Nella mitologia scandinava è esemplare la vicenda di Völundr. Di lui è narrato che era figlio del re dei Finni e aveva due fratelli. Con loro si era costruito una casa in Úfdalir. Essi sciavano e andavano a caccia di animali selvatici. Un giorno, la mattina presto, trovarono sulla riva del mare tre fanciulle che sedevano e filavano del lino. Accanto avevano i loro abiti da cigno, poiché erano valchirie. Erano Hlaðguðr detta Svanhvit, Hervör detta Alvitr e Ölrùn. Esse provenivano dal Sud. I tre fratelli le condussero alla loro dimora e le presero in spose. Völundr ebbe Alvitr. Queste fanciulle rimasero con loro sette inverni; nell’ottavo però sentirono nostalgia e nel nono volarono via a suscitare battaglie. I due fratelli di Völundr partirono dunque alla ricerca delle loro spose, uno verso est, verso sud l’altro: Völundr invece rimase in Úlfdalir e là prese a lavorare come fabbro. Egli era dotato di grandissima abilità. Così restava in attesa della sposa.

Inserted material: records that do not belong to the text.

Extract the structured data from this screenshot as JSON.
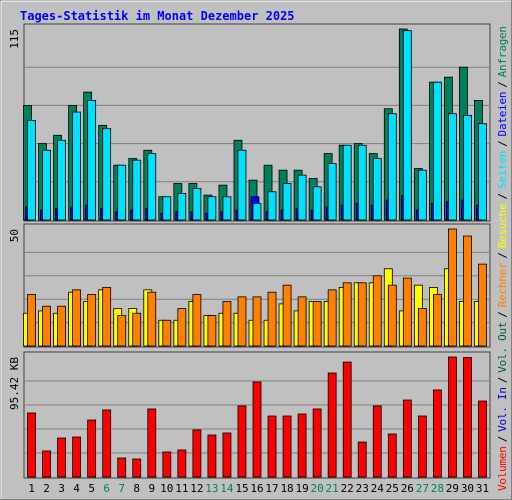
{
  "title": "Tages-Statistik im Monat Dezember 2025",
  "legend_separator": "/",
  "chart_data": [
    {
      "type": "bar",
      "ylim": [
        0,
        115
      ],
      "yticks": [
        115
      ],
      "grid": true,
      "series": [
        {
          "name": "Anfragen",
          "color": "#00805c",
          "values": [
            69,
            46,
            51,
            69,
            77,
            57,
            33,
            37,
            42,
            14,
            22,
            22,
            15,
            21,
            48,
            24,
            33,
            30,
            30,
            25,
            40,
            45,
            46,
            40,
            67,
            115,
            31,
            83,
            86,
            92,
            72
          ]
        },
        {
          "name": "Dateien",
          "color": "#0000ff",
          "values": [
            8,
            6,
            7,
            8,
            9,
            7,
            5,
            6,
            7,
            4,
            5,
            5,
            4,
            5,
            6,
            14,
            5,
            6,
            7,
            6,
            8,
            9,
            10,
            9,
            12,
            15,
            6,
            10,
            11,
            12,
            9
          ]
        },
        {
          "name": "Seiten",
          "color": "#00e0ff",
          "values": [
            60,
            42,
            48,
            65,
            72,
            55,
            33,
            36,
            40,
            14,
            16,
            19,
            14,
            14,
            42,
            10,
            17,
            22,
            27,
            20,
            34,
            45,
            45,
            37,
            64,
            114,
            30,
            83,
            64,
            63,
            58
          ]
        }
      ]
    },
    {
      "type": "bar",
      "ylim": [
        0,
        50
      ],
      "yticks": [
        50
      ],
      "grid": true,
      "series": [
        {
          "name": "Besuche",
          "color": "#ffff00",
          "values": [
            14,
            15,
            14,
            23,
            19,
            24,
            16,
            16,
            24,
            11,
            11,
            19,
            13,
            14,
            14,
            11,
            11,
            18,
            15,
            19,
            19,
            25,
            27,
            27,
            33,
            15,
            26,
            25,
            33,
            19,
            19
          ]
        },
        {
          "name": "Rechner",
          "color": "#ff8000",
          "values": [
            22,
            17,
            17,
            24,
            22,
            25,
            13,
            14,
            23,
            11,
            16,
            22,
            13,
            19,
            21,
            21,
            23,
            26,
            21,
            19,
            24,
            27,
            27,
            30,
            26,
            29,
            16,
            22,
            50,
            47,
            35
          ]
        }
      ]
    },
    {
      "type": "bar",
      "ylim": [
        0,
        95.42
      ],
      "yticks": [
        {
          "value": 95.42,
          "label": "95.42 KB"
        }
      ],
      "grid": true,
      "categories": [
        "1",
        "2",
        "3",
        "4",
        "5",
        "6",
        "7",
        "8",
        "9",
        "10",
        "11",
        "12",
        "13",
        "14",
        "15",
        "16",
        "17",
        "18",
        "19",
        "20",
        "21",
        "22",
        "23",
        "24",
        "25",
        "26",
        "27",
        "28",
        "29",
        "30",
        "31"
      ],
      "highlight": {
        "color": "#00805c",
        "indices": [
          5,
          6,
          12,
          13,
          19,
          20,
          26,
          27
        ]
      },
      "series": [
        {
          "name": "Volumen",
          "color": "#ff0000",
          "values": [
            50.9,
            20.7,
            31,
            31.8,
            45.3,
            53.3,
            15.1,
            14.3,
            54.1,
            19.9,
            21.5,
            37.4,
            33.4,
            35,
            56.5,
            75.5,
            48.5,
            48.5,
            50.1,
            54.1,
            82.7,
            91.4,
            27.8,
            56.5,
            34.2,
            61.2,
            48.5,
            69.2,
            95.42,
            95,
            60.4
          ]
        }
      ],
      "legend_extra": [
        {
          "name": "Vol. In",
          "color": "#0000c0"
        },
        {
          "name": "Vol. Out",
          "color": "#006040"
        }
      ]
    }
  ]
}
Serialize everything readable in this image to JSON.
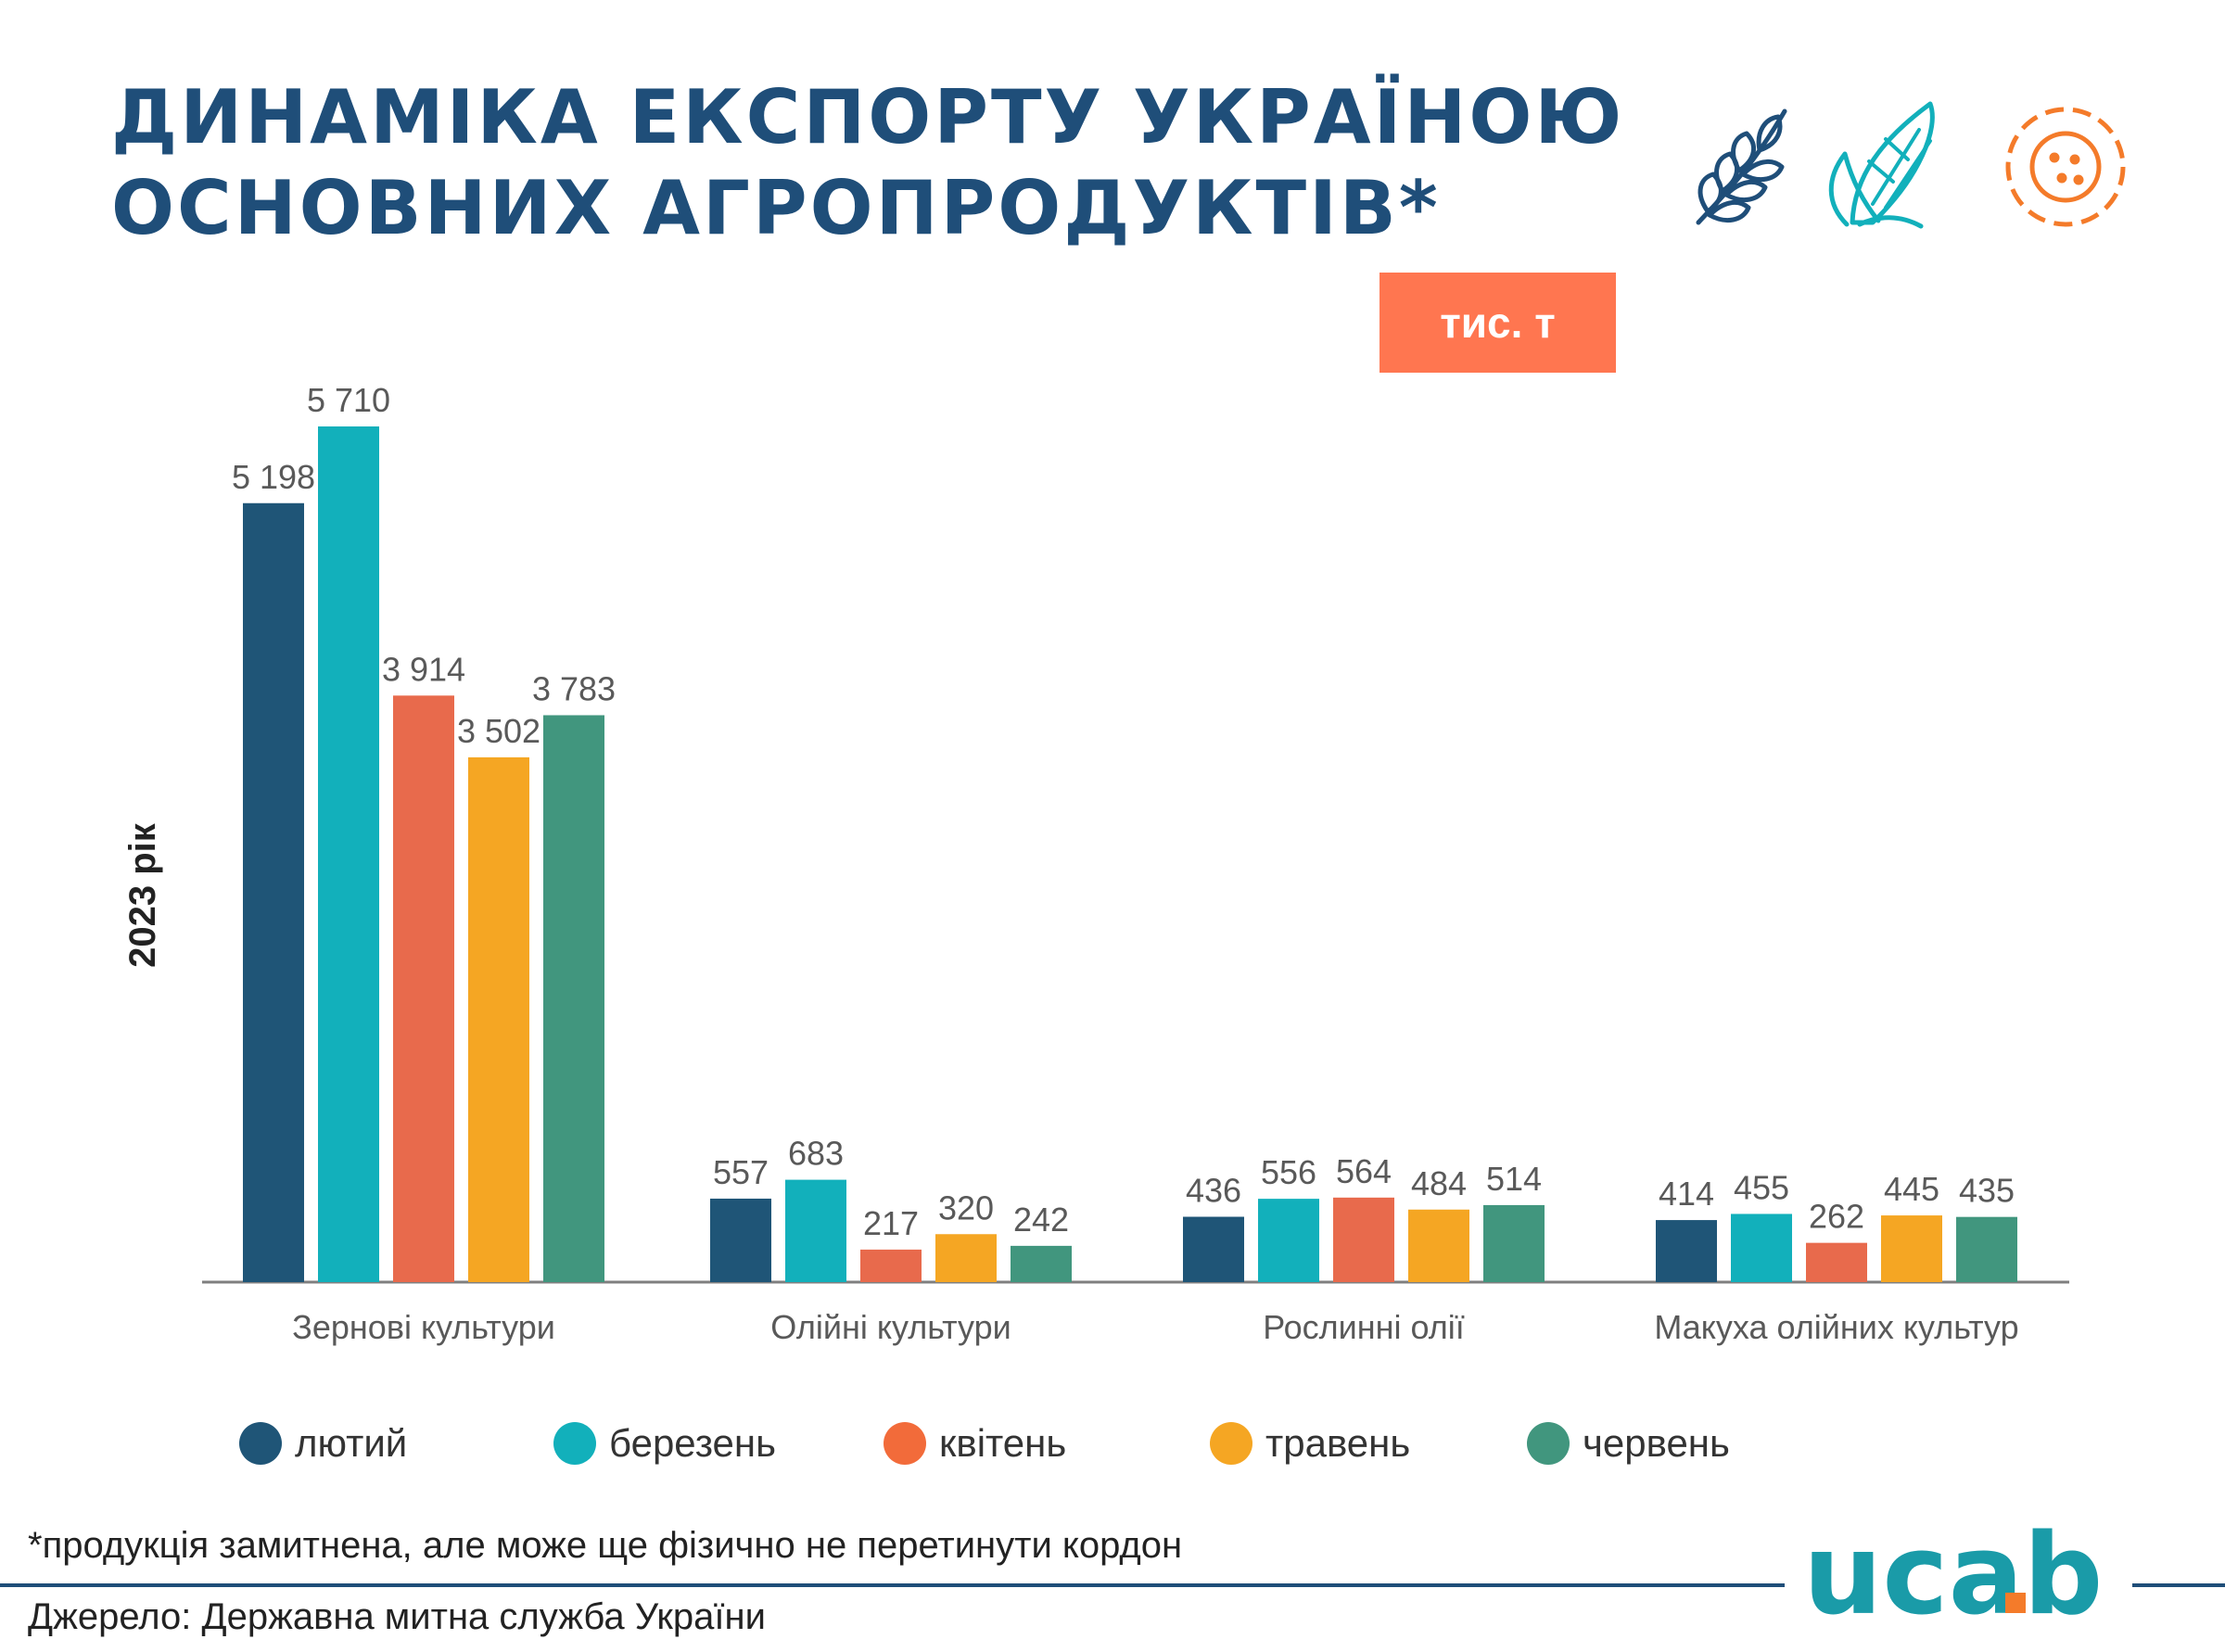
{
  "title": {
    "line1": "ДИНАМІКА ЕКСПОРТУ УКРАЇНОЮ",
    "line2": "ОСНОВНИХ АГРОПРОДУКТІВ*"
  },
  "unit_badge": "тис. т",
  "year_label": "2023 рік",
  "icons": [
    "wheat-icon",
    "corn-icon",
    "sunflower-icon"
  ],
  "footnote": "*продукція замитнена, але може ще фізично не перетинути кордон",
  "source": "Джерело: Державна митна служба України",
  "logo": "ucab",
  "colors": {
    "title": "#1f4e79",
    "badge": "#ff7650",
    "axis": "#7f7f7f",
    "value_labels": "#595959",
    "logo_teal": "#1a9ba8",
    "logo_orange": "#f47b2a"
  },
  "chart_data": {
    "type": "bar",
    "title": "ДИНАМІКА ЕКСПОРТУ УКРАЇНОЮ ОСНОВНИХ АГРОПРОДУКТІВ*",
    "ylabel": "2023 рік",
    "unit": "тис. т",
    "categories": [
      "Зернові культури",
      "Олійні культури",
      "Рослинні олії",
      "Макуха олійних культур"
    ],
    "series": [
      {
        "name": "лютий",
        "color": "#1f5577",
        "values": [
          5198,
          557,
          436,
          414
        ],
        "labels": [
          "5 198",
          "557",
          "436",
          "414"
        ]
      },
      {
        "name": "березень",
        "color": "#12b0bb",
        "values": [
          5710,
          683,
          556,
          455
        ],
        "labels": [
          "5 710",
          "683",
          "556",
          "455"
        ]
      },
      {
        "name": "квітень",
        "color": "#e86a4c",
        "values": [
          3914,
          217,
          564,
          262
        ],
        "labels": [
          "3 914",
          "217",
          "564",
          "262"
        ]
      },
      {
        "name": "травень",
        "color": "#f5a623",
        "values": [
          3502,
          320,
          484,
          445
        ],
        "labels": [
          "3 502",
          "320",
          "484",
          "445"
        ]
      },
      {
        "name": "червень",
        "color": "#41967e",
        "values": [
          3783,
          242,
          514,
          435
        ],
        "labels": [
          "3 783",
          "242",
          "514",
          "435"
        ]
      }
    ],
    "ylim": [
      0,
      5710
    ],
    "grid": false,
    "legend_position": "bottom"
  }
}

nor018C’era un re che si chiamava Niðuðr; era re di Svezia e aveva due figli e una figlia di nome Böðvildr. Niðuðr venne a sapere di Völundr che viveva da solo in Úlfdalir. Mandò dunque i suoi guerrieri da lui; essi si misero in cammino nottetempo: le armi scintillavano al chiarore lunare. Quando giunsero da Völundr, il fabbro non era in casa. Essi allora entrarono e videro appesi in una filza gli anelli, in numero di settecento, che egli possedeva. Li sfilarono, li presero in mano e li rimisero a posto tutti, tranne uno che tennero per sé. In quel mentre Völundr ritornava dalla caccia, sedette su una pelle d’orso davanti al fuoco e arrostì carne di orsa. Poi si mise a contare gli anelli: s’avvide allora che ne mancava uno. Völundr pensò che lo avesse la sua sposa e che ella fosse perciò tornata da lui. Così pensando rimase seduto e si addormentò, ma il suo risveglio fu privo di gioia: i guerrieri di Niðuðr lo avevano incatenato e Niðuðr davanti a lui lo accusava di avergli sottratto il suo oro. Völundr però rispose che quell’oro gli apparteneva legittimamente. Il fabbro venne condotto alla corte di Niðuðr; il re si prese la spada che era stata sua e donò a sua figlia Böðvildr l’anello che era stato rubato. Una donna tuttavia avvertì che Völundr era un essere assai pericoloso. La regina suggerì allora di tagliargli i tendini e di esiliarlo, poiché l’espressione del volto non prometteva niente di buono.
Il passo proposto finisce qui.